Le langage de l’hypocrisie

 

 

« Toute forme de mépris, si elle intervient en politique, prépare ou instaure le fascisme.» Camus

Ce lundi 16 mai 2005, le quotidien israélien Maariv révèle que le gouvernement israélien a décidé d’appliquer une décision prise par M. Shimon Peres et son gouvernement travailliste en 2003 à savoir la construction d’une nouvelle barrière dans le secteur de Jérusalem.

Selon Maariv, « ce projet s'inscrit dans le cadre d'un plan gouvernemental plus vaste arrêté en 2003 qui prévoit l'inclusion de Maalé Adoumim et du Goush Etzion (bloc d'une quinzaine de colonies comptant environ 12.000 habitants, près de Bethléem) à l'intérieur de la barrière de séparation qu'Israël construit en Cisjordanie » (AFP).

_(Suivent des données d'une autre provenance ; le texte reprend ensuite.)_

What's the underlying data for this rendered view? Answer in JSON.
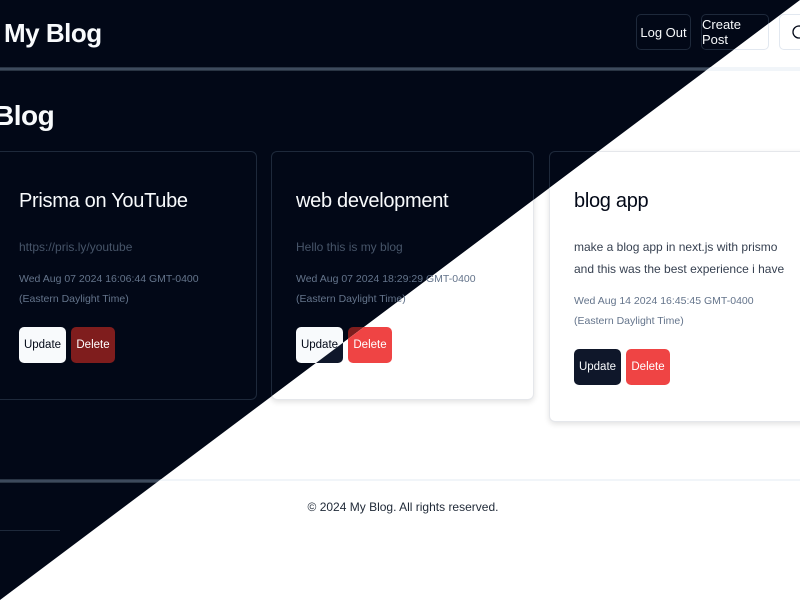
{
  "header": {
    "logo": "My Blog",
    "logout_label": "Log Out",
    "create_label": "Create Post",
    "theme_icon": "theme-toggle-icon"
  },
  "main": {
    "title": "Blog"
  },
  "posts": [
    {
      "title": "Prisma on YouTube",
      "content": "https://pris.ly/youtube",
      "date": "Wed Aug 07 2024 16:06:44 GMT-0400 (Eastern Daylight Time)",
      "update_label": "Update",
      "delete_label": "Delete"
    },
    {
      "title": "web development",
      "content": "Hello this is my blog",
      "date": "Wed Aug 07 2024 18:29:29 GMT-0400 (Eastern Daylight Time)",
      "update_label": "Update",
      "delete_label": "Delete"
    },
    {
      "title": "blog app",
      "content": "make a blog app in next.js with prismo and this was the best experience i have",
      "date": "Wed Aug 14 2024 16:45:45 GMT-0400 (Eastern Daylight Time)",
      "update_label": "Update",
      "delete_label": "Delete"
    }
  ],
  "footer": {
    "text": "© 2024 My Blog. All rights reserved."
  },
  "colors": {
    "dark_background": "#020817",
    "light_background": "#ffffff",
    "dark_delete": "#7f1d1d",
    "light_delete": "#ef4444",
    "light_update": "#0f172a"
  }
}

Ces travaux visant à créer “un fait accompli” seront lancés avant l'éventuel retrait de la bande de Gaza - à partir du mois d'août - et avant la relance de négociations avec les Palestiniens…

Pour rappel :
- Le ministre israélien de la Défense Shaoul Mofaz avait approuvé le 20 mars dernier la construction de plus de 3.500 logements supplémentaires à Maalé Adoumim.
- Le Premier ministre israélien Ariel Sharon avait ensuite déclaré le 24 mars au secrétaire d'Etat adjoint pour le Proche-Orient, David Welch, et au conseiller adjoint à la sécurité nationale, Elliott Abrams, que le feu vert donné par le ministère de la Défense à ce plan était “définitif”.

Présentée par Israël comme une clôture antiterroriste, la barrière de séparation est qualifiée de mur de l'apartheid par les Palestiniens car elle mord profondément sur la Cisjordanie occupée et rend problématique la création d'un Etat palestinien. La Cour internationale de Justice (CIJ) a réclamé le 9 juillet 2004 son démantèlement et l'Assemblée générale de l'ONU a voté le 20 juillet 2004 à une majorité écrasante une résolution exigeant qu'Israël respecte cet avis.

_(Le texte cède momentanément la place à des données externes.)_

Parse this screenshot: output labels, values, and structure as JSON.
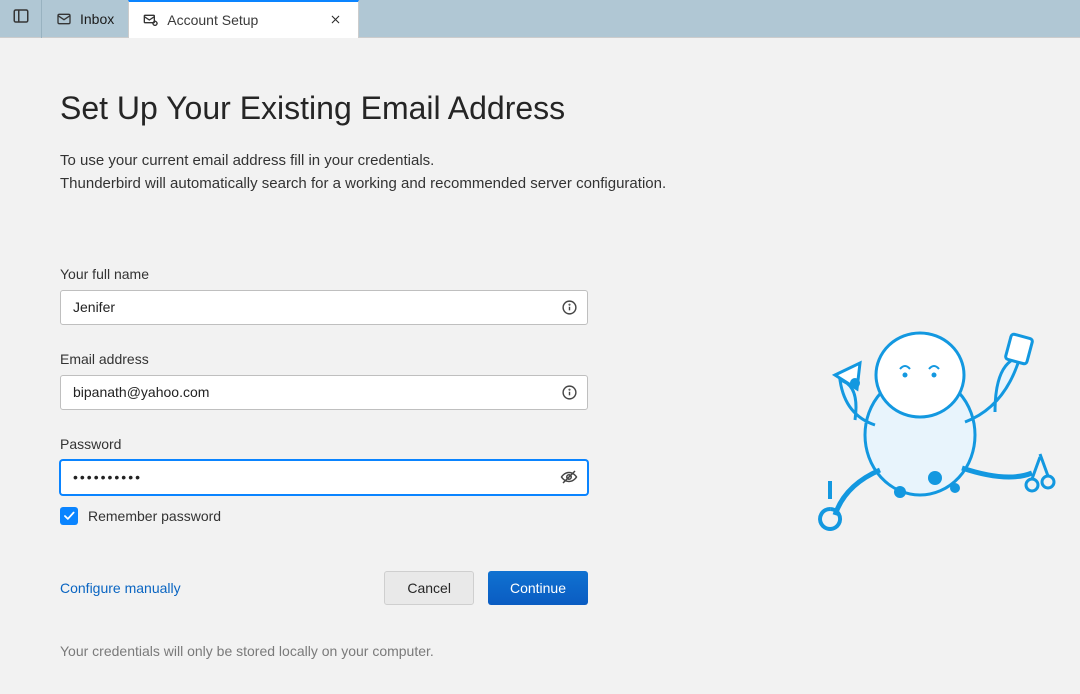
{
  "tabs": {
    "inbox_label": "Inbox",
    "account_setup_label": "Account Setup"
  },
  "page": {
    "title": "Set Up Your Existing Email Address",
    "subtitle_line1": "To use your current email address fill in your credentials.",
    "subtitle_line2": "Thunderbird will automatically search for a working and recommended server configuration."
  },
  "form": {
    "name_label": "Your full name",
    "name_value": "Jenifer",
    "email_label": "Email address",
    "email_value": "bipanath@yahoo.com",
    "password_label": "Password",
    "password_value": "••••••••••",
    "remember_label": "Remember password",
    "remember_checked": true
  },
  "actions": {
    "configure_manually": "Configure manually",
    "cancel": "Cancel",
    "continue": "Continue"
  },
  "footer": {
    "disclaimer": "Your credentials will only be stored locally on your computer."
  },
  "colors": {
    "accent": "#0a84ff",
    "tabbar_bg": "#b0c7d4",
    "continue_bg": "#0a5cc2"
  }
}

À la même époque, il y a bientôt un an, Jean Ziegler, rapporteur spécial de l’ONU, sur le droit à l’alimentation, s’est trouvé sur le banc des accusés pour avoir documenté les violations par Israël du droit à l’alimentation et des droits humains dans les territoires occupés. On l’accuse d’avoir agi avec des critères « non objectifs ». Ces accusations d’antisémitisme ont été portées contre le rapporteur de l’ONU parce qu’il « a porté contre Israël des accusations qui n’auraient pas de rapport avec les termes du mandat qui lui a été confié ».

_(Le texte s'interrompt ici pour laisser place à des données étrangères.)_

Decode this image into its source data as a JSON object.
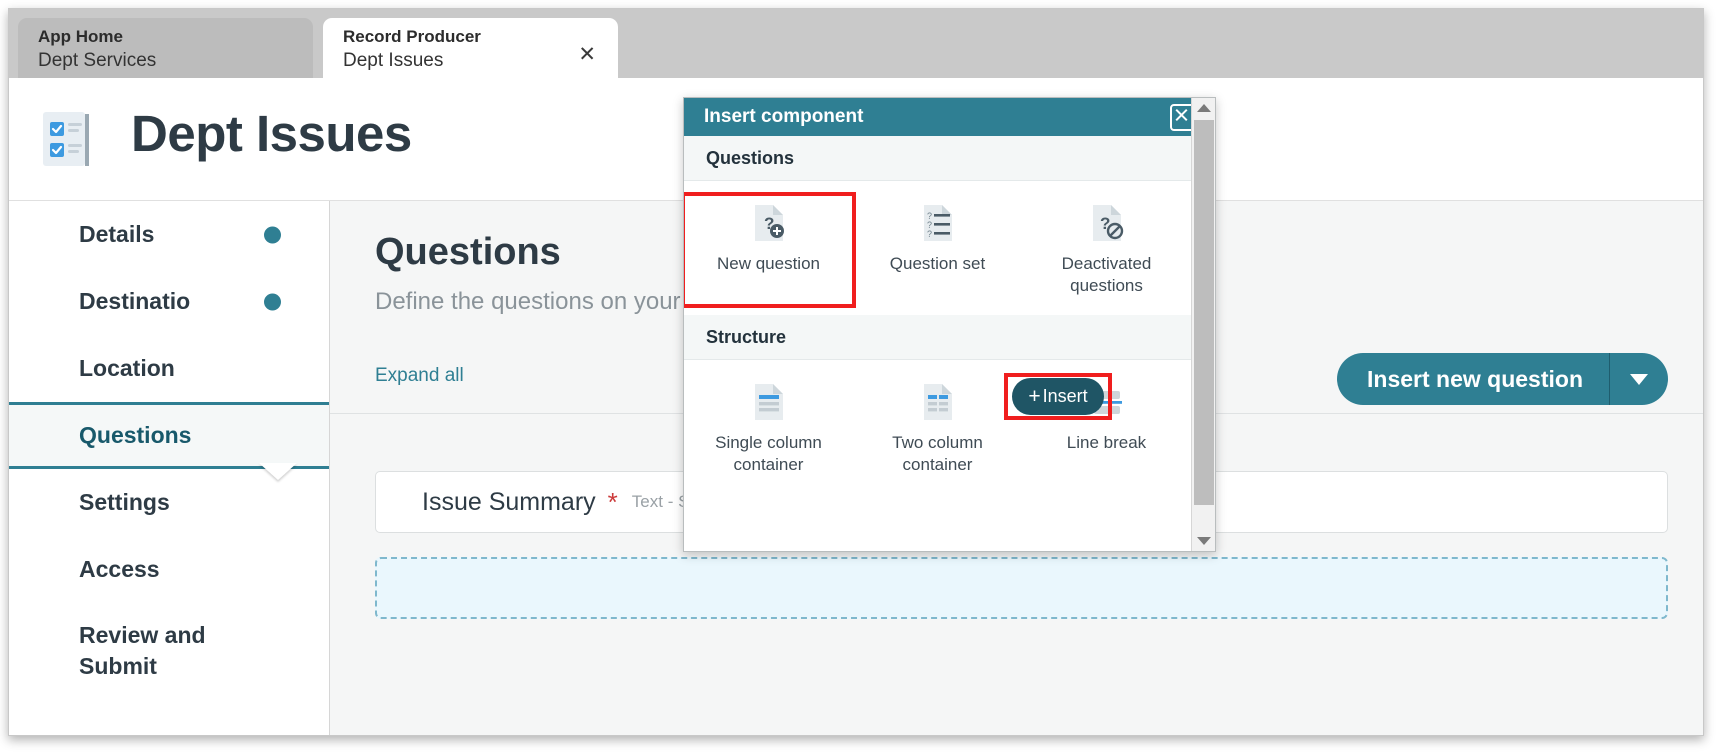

Nous n’avons pas accepté que les Allemands disent « nous ne savions pas »… à propos des exactions nazies. Que penseront nos enfants européens quand nous leur dirons que « nous ne savions pas »… ?

Nous ignorions les « attentats ciblés » (1) ? la détention illégale de prisonniers politiques ? les destructions de maisons ? l’arrachage massif des oliviers ? les confiscations de terres ? les humiliations quotidiennes aux check-points ? la construction de milliers de logements dans les colonies ?

« Nous ne savions pas » ?

À moins que nous ne soyons amnésiques ! et que je sois antisémite ?

Pierre Bailleux, le 16 mai 2005   

(1) Yuval Diskin, artisan de la pratique des assassinats ciblés de militants palestiniens, a pris (dimanche 14 mai 2005) la tête du Shin Bet, les services de sécurité israéliens. Yuval Diskin, 49 ans, a développé la pratique de la traque et de l'assassinat des Palestiniens recherchés, notamment des auteurs ou instigateurs présumés des attentats et des attaques armées qui ont tué des centaines d'Israéliens. Les meurtres ciblés, souvent par le moyen de missiles, ont tué des extrémistes mais aussi des dizaines de passants.